Widzew liczył na dopływ gotówki z drugiej i trzeciej raty z transferu Marcina Robaka do Konyasporu. Sęk w tym, że Turcy są na granicy finansowego bankructwa, więc łodzianie szybko pieniędzy się nie doczekają, chyba że zdecydowanie mniejszych. Oby nie sprawdził się czarny scenariusz, że będą zmuszeni dochodzić swoich praw w UEFA.

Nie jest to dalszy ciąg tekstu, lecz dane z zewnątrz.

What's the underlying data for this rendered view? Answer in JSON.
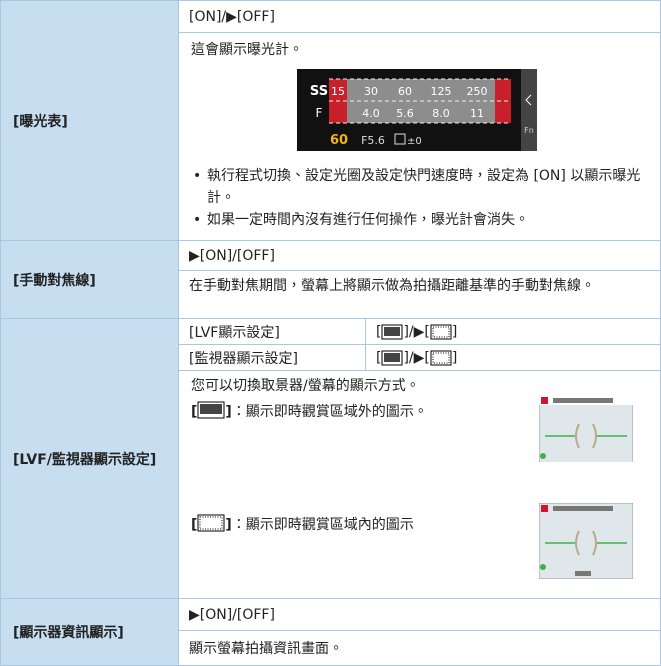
{
  "rows": [
    {
      "label": "[曝光表]",
      "setting": "[ON]/▶[OFF]",
      "text": "這會顯示曝光計。",
      "meter": {
        "ss_label": "SS",
        "ss_values": [
          "15",
          "30",
          "60",
          "125",
          "250"
        ],
        "f_label": "F",
        "f_values": [
          "4.0",
          "5.6",
          "8.0",
          "11"
        ],
        "shutter": "60",
        "aperture": "F5.6",
        "exposure": "±0",
        "fn": "Fn"
      },
      "bullets": [
        "執行程式切換、設定光圈及設定快門速度時，設定為 [ON] 以顯示曝光計。",
        "如果一定時間內沒有進行任何操作，曝光計會消失。"
      ]
    },
    {
      "label": "[手動對焦線]",
      "setting": "▶[ON]/[OFF]",
      "text": "在手動對焦期間，螢幕上將顯示做為拍攝距離基準的手動對焦線。"
    },
    {
      "label": "[LVF/監視器顯示設定]",
      "subrows": [
        {
          "name": "[LVF顯示設定]",
          "open": "[",
          "middle": "]/▶[",
          "close": "]"
        },
        {
          "name": "[監視器顯示設定]",
          "open": "[",
          "middle": "]/▶[",
          "close": "]"
        }
      ],
      "text": "您可以切換取景器/螢幕的顯示方式。",
      "options": [
        {
          "open": "[",
          "close": "]",
          "desc": "：顯示即時觀賞區域外的圖示。"
        },
        {
          "open": "[",
          "close": "]",
          "desc": "：顯示即時觀賞區域內的圖示"
        }
      ]
    },
    {
      "label": "[顯示器資訊顯示]",
      "setting": "▶[ON]/[OFF]",
      "text": "顯示螢幕拍攝資訊畫面。"
    }
  ]
}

Widzew musi się też jasno określić, jak widzi przyszłość Darvydasa Sernasa. Litwinowi za rok kończy się kontrakt, za pół roku będzie mógł już podpisać kontrakt z innym klubem i wtedy odejdzie za darmo. Łodzianie mogą Darvydasa sprzedać, nie oszukujmy się jednak - pewnie za mniejsze pieniądze niż przed pół rokiem. Wszak ewentualni kontrahenci Partizan Belgrad i Dinamo Zagrzeb do potentatów szastających gotówką nie należą. Mogą też podpisać z Litwinem nową umowę, ale na to trzeba mieć żywe, a nie wirtualne pieniądze.

Kasa potrzebna jest też na definitywne wykupienie Niki Dzalamidze. Gruzin pokazał w kilku meczach, że będą z niego ludzie, warto więc wyłożyć gotówkę. Podobnie jak na nowy kontrakt z wszechstronnym i nieschodzącym poniżej przyzwoitego poziomu Wojciechem Szymankiem.

Nie należy zapominać o nowej umowie z trenerem Czesławem Michniewiczem (opiniuje ją właśnie rada nadzorcza). Jej podpisanie też nie dokona się za symboliczną złotówkę. Do tego trzeba dodać stare zobowiązania wobec drużyny. Prawdziwy finansowy ból głowy.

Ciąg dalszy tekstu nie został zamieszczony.